As betches across the globe mourn the beginning of the end of summer, things can get really depressing. While most of us have been raging hard all summer, around this time of year life can seem kind of boring. We're here to mix it up by introducing the next big thing to hit college campuses and cities across the nation. We introduce to you a party routine that involves diets, vodka, and bros. That's right betches, collar boning is about to take world by storm.
So most of you will ask, what the fuck is collar boning? It sounds like an activity where a guy tries to fuck your clavicle. That's where you're wrong. Collar-boning is a new kind of body shot except better in that you can't do it if you're fat. Popping your collar is generally seen as a douchey move. Popping your collar bone is also pretty obnoxious, but that's the point.
Follow these instructions to have the pregame/bar experience of your life, no shot glasses necessary.
1. Find a skinny betch with an extremely defined collar bone. See pictures for an example of what will qualify.
2. Have that betch lean back in such a way that the collar bone forms a crevice that looks like it could comfortably fit a bar of soap.
3. Have a third party member pour a shot of vodka (preferably Svedka) into said collar bone.
4. The drinker (bro or betch) will then lick the vodka out of the collar bone, fulfilling an extremely entertaining body shot experience.
An accomplished betch will know the exact stance she has to sit in to master the art of the clavicle shot. Sometimes she'll have to stretch before hand, no one wants to pull their clavicle. Bros love collar boning becuase collar boning is a great gateway to actually boning. It goes without saying that if a bro can't take a collar bone shot like a pro, there's a very little chance he will ever turn into one. Who wouldn't love a shot that involves the intoxication of a night of heavy pregaming combined with the intimacy of vampire sex? Exactly.
Now some might argue that collar boning is kind of disgusting. Why would I want to lick someone's dirty collar bone? Chill, idiots. It's a statistical fact that collar bones are 90% more sanitary than a typical game of beer pong and 50% more sanitary than your typical body shots. If your friends have dirty necks then you're probably poor.

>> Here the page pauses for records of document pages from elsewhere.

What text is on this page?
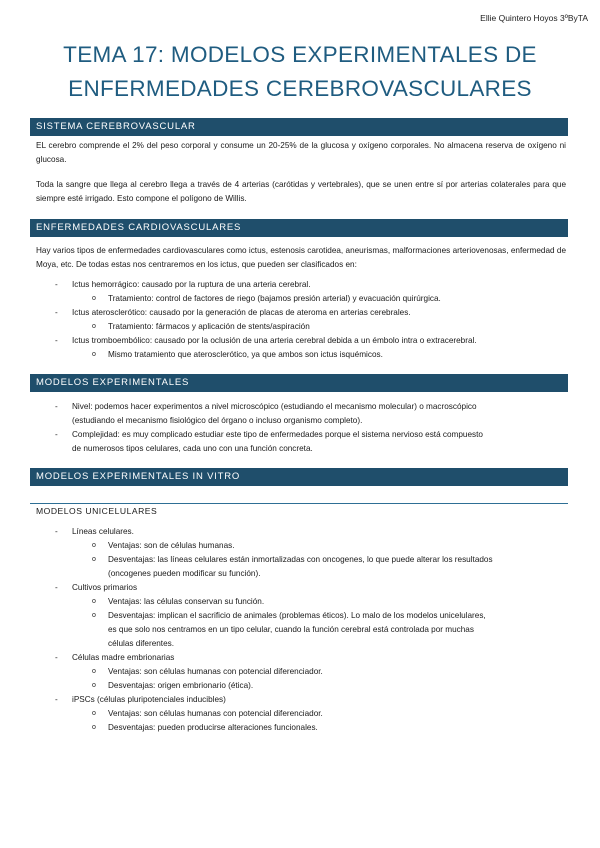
Ellie Quintero Hoyos 3ºByTA
TEMA 17: MODELOS EXPERIMENTALES DE
ENFERMEDADES CEREBROVASCULARES
SISTEMA CEREBROVASCULAR
EL cerebro comprende el 2% del peso corporal y consume un 20-25% de la glucosa y oxígeno corporales. No almacena reserva de oxígeno ni glucosa.
Toda la sangre que llega al cerebro llega a través de 4 arterias (carótidas y vertebrales), que se unen entre sí por arterias colaterales para que siempre esté irrigado. Esto compone el polígono de Willis.
ENFERMEDADES CARDIOVASCULARES
Hay varios tipos de enfermedades cardiovasculares como ictus, estenosis carotidea, aneurismas, malformaciones arteriovenosas, enfermedad de Moya, etc. De todas estas nos centraremos en los ictus, que pueden ser clasificados en:
- Ictus hemorrágico: causado por la ruptura de una arteria cerebral.
o Tratamiento: control de factores de riego (bajamos presión arterial) y evacuación quirúrgica.
- Ictus aterosclerótico: causado por la generación de placas de ateroma en arterias cerebrales.
o Tratamiento: fármacos y aplicación de stents/aspiración
- Ictus tromboembólico: causado por la oclusión de una arteria cerebral debida a un émbolo intra o extracerebral.
o Mismo tratamiento que aterosclerótico, ya que ambos son ictus isquémicos.
MODELOS EXPERIMENTALES
- Nivel: podemos hacer experimentos a nivel microscópico (estudiando el mecanismo molecular) o macroscópico
(estudiando el mecanismo fisiológico del órgano o incluso organismo completo).
- Complejidad: es muy complicado estudiar este tipo de enfermedades porque el sistema nervioso está compuesto
de numerosos tipos celulares, cada uno con una función concreta.
MODELOS EXPERIMENTALES IN VITRO
MODELOS UNICELULARES
- Líneas celulares.
o Ventajas: son de células humanas.
o Desventajas: las líneas celulares están inmortalizadas con oncogenes, lo que puede alterar los resultados
(oncogenes pueden modificar su función).
- Cultivos primarios
o Ventajas: las células conservan su función.
o Desventajas: implican el sacrificio de animales (problemas éticos). Lo malo de los modelos unicelulares,
es que solo nos centramos en un tipo celular, cuando la función cerebral está controlada por muchas
células diferentes.
- Células madre embrionarias
o Ventajas: son células humanas con potencial diferenciador.
o Desventajas: origen embrionario (ética).
- iPSCs (células pluripotenciales inducibles)
o Ventajas: son células humanas con potencial diferenciador.
o Desventajas: pueden producirse alteraciones funcionales.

So betches, this fall it's time to hit the gym and start toning up your clavicle. No one wants to have the most neck fat at formal. Everyone knows a true betch would never consume the amount of calories in a Smirnoff ice, plus icing is so last season. If collar bones are the new skinny arm then having a fat neck is social suicide. Nice girls have double chins. Betches have double collar bone shots. Get toned. Collar bone.